ECLI:NL:RBOBR:2014:2421

Rechtbank Oost-Brabant

Datum uitspraak
16 april 2014
Publicatiedatum
12 mei 2014
Zaaknummer
SHE 12/4000
Instantie
Rechtbank Oost-Brabant
Type
Uitspraak
Rechtsgebied
Bestuursrecht; Socialezekerheidsrecht
Procedures
  • Eerste aanleg - meervoudig
Vindplaatsen
  • Rechtspraak.nl
AI samenvatting door LexboostAutomatisch gegenereerd

Verplichtstelling tot verzekering voor de Algemene Wet Bijzondere Ziektekosten van een partner van een EU-ambtenaar

In deze zaak heeft de rechtbank Oost-Brabant op 16 april 2014 uitspraak gedaan in een geschil tussen eiseres, een partner van een buiten Nederland werkzame EU-ambtenaar, en de Raad van bestuur van de Sociale Verzekeringsbank (SVB). Eiseres betwistte dat zij verplicht verzekerd is voor de Algemene Wet Bijzondere Ziektekosten (AWBZ) en de Zorgverzekeringswet (Zvw). Zij stelde dat zij onder de sociale zekerheidsregeling van de EU valt, en dat de ziektekostenverzekering van de EU voor haar geldt als verplichte hoofdverzekering, die voorrang heeft op de Nederlandse regelgeving.

De rechtbank overwoog dat op grond van artikel 5, eerste lid, van de AWBZ, degene die ingezetene is van Nederland, verplicht verzekerd is. De SVB heeft terecht vastgesteld dat eiseres vanaf 16 april 1991 verzekerd is voor de AWBZ. De rechtbank oordeelde dat de mededeling van de SVB dat iedereen die verzekerd is voor de AWBZ verplicht is om een zorgverzekering af te sluiten, van louter informatieve aard is en geen rechtsgevolg heeft. De rechtbank verklaarde het beroep van eiseres ongegrond, omdat de rechtsvragen met betrekking tot de Europese regelgeving buiten het wettelijk kader vallen waarbinnen de SVB bevoegd is om te beslissen.

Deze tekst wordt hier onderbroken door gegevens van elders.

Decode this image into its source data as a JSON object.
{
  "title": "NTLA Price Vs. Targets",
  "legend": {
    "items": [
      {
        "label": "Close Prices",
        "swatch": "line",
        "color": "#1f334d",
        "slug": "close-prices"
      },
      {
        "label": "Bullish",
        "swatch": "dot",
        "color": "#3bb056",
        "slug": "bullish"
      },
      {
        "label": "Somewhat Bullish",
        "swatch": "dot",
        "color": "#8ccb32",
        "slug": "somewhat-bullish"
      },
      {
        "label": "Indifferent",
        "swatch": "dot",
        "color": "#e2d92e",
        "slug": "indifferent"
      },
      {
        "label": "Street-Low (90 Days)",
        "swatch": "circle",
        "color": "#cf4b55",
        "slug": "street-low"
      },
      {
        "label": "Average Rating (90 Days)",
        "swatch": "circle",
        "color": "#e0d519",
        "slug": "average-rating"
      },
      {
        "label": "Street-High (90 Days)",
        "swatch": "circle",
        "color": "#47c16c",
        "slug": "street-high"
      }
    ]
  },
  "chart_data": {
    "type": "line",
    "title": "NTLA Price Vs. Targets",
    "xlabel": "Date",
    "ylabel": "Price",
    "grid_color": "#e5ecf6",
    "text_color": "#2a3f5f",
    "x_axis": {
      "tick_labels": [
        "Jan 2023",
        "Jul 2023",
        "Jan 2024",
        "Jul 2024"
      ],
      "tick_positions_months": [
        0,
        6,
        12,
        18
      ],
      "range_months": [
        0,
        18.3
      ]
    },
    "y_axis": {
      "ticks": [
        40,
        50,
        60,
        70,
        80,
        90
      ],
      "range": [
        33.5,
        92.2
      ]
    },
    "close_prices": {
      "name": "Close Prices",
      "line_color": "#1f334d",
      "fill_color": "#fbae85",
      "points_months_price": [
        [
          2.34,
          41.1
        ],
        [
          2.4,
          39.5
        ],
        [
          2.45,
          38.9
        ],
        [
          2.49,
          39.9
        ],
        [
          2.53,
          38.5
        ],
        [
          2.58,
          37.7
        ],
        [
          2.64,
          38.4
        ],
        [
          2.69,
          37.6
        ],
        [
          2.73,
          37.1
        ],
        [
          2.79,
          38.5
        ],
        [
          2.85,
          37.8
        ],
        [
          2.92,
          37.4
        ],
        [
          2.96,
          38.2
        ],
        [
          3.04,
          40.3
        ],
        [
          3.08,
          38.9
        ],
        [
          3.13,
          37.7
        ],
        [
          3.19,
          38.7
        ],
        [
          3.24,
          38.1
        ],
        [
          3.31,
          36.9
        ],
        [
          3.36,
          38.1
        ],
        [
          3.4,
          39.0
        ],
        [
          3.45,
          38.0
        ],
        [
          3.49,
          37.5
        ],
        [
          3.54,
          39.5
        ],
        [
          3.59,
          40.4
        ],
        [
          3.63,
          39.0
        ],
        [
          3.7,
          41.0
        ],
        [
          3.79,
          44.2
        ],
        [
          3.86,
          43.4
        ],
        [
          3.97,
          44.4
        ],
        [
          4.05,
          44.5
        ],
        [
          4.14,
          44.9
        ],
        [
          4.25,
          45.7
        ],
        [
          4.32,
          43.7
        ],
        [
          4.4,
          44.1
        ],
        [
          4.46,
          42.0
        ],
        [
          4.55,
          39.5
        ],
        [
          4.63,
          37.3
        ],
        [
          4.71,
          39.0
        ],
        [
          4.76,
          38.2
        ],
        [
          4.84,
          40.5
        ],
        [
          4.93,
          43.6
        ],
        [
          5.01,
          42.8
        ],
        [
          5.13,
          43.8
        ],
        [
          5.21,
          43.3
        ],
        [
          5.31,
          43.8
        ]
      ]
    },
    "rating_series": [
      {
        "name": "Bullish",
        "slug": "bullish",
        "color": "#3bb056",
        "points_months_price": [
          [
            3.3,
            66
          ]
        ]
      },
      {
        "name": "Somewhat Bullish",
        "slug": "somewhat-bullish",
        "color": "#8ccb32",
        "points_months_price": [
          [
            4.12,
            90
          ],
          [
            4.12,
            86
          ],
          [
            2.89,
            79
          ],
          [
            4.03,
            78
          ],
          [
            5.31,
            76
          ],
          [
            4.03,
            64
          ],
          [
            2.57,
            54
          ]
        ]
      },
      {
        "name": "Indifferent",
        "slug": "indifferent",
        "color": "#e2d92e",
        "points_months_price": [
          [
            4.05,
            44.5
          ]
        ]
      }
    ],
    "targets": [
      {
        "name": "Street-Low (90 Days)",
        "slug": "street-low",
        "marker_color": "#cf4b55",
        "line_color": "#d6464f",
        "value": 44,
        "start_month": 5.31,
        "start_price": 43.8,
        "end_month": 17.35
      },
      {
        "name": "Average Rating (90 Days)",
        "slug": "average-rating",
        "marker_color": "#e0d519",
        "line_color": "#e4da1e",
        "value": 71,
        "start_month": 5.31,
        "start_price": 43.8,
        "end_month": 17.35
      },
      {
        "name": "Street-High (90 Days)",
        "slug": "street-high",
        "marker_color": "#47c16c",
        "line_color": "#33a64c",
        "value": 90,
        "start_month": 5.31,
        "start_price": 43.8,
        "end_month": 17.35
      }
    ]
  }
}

Eiseres kan deze rechtsvragen aan de orde stellen in een rechtsmiddel tegen een besluit van het College voor zorgverzekeringen (CVZ) op grond van de Zvw. De rechtbank concludeerde dat er geen aanleiding was voor een proceskostenveroordeling of vergoeding van het griffierecht. De uitspraak werd openbaar uitgesproken en partijen zijn op de hoogte gesteld van de mogelijkheid tot hoger beroep.

Uitspraak

RECHTBANK OOST-BRABANT

Zittingsplaats ’s-Hertogenbosch
Bestuursrecht
Zaaknummer: SHE 12/4000

Uitspraak van de meervoudige kamer van 16 april 2014 in de zaak tussen

[eiseres], te [woonplaats], eiseres

gemachtigden: mr. P.V.F. Bos en mr. G.R. den Dekker,
en

de Raad van bestuur van de Sociale Verzekeringsbank, verweerder,

gemachtigde: H. van de Most.

Procesverloop

Bij besluit van 19 juni 2012 (het primaire besluit) heeft verweerder vastgesteld dat eiseres vanaf 16 april 1991 verplicht verzekerd is voor de Algemene Wet Bijzondere Ziektekosten (AWBZ). Voorts heeft verweerder bij dit besluit medegedeeld dat op grond van de Zorgverzekeringswet (Zvw) iedereen die verzekerd is voor de AWBZ verplicht is om in Nederland een zorgverzekering af te sluiten.
Eiseres heeft tegen het primaire besluit tijdig bezwaar ingediend.
Bij beslissing op bezwaar van 30 oktober 2012 (het bestreden besluit) heeft verweerder het bezwaar van eiseres ongegrond verklaard voor zover het is gericht tegen de vaststelling dat eiseres verzekerd is voor de AWBZ. Verweerder heeft het bezwaar niet-ontvankelijk verklaard voor zover het is gericht tegen de mededeling dat eiseres verplicht is een zorgverzekering in Nederland af te sluiten.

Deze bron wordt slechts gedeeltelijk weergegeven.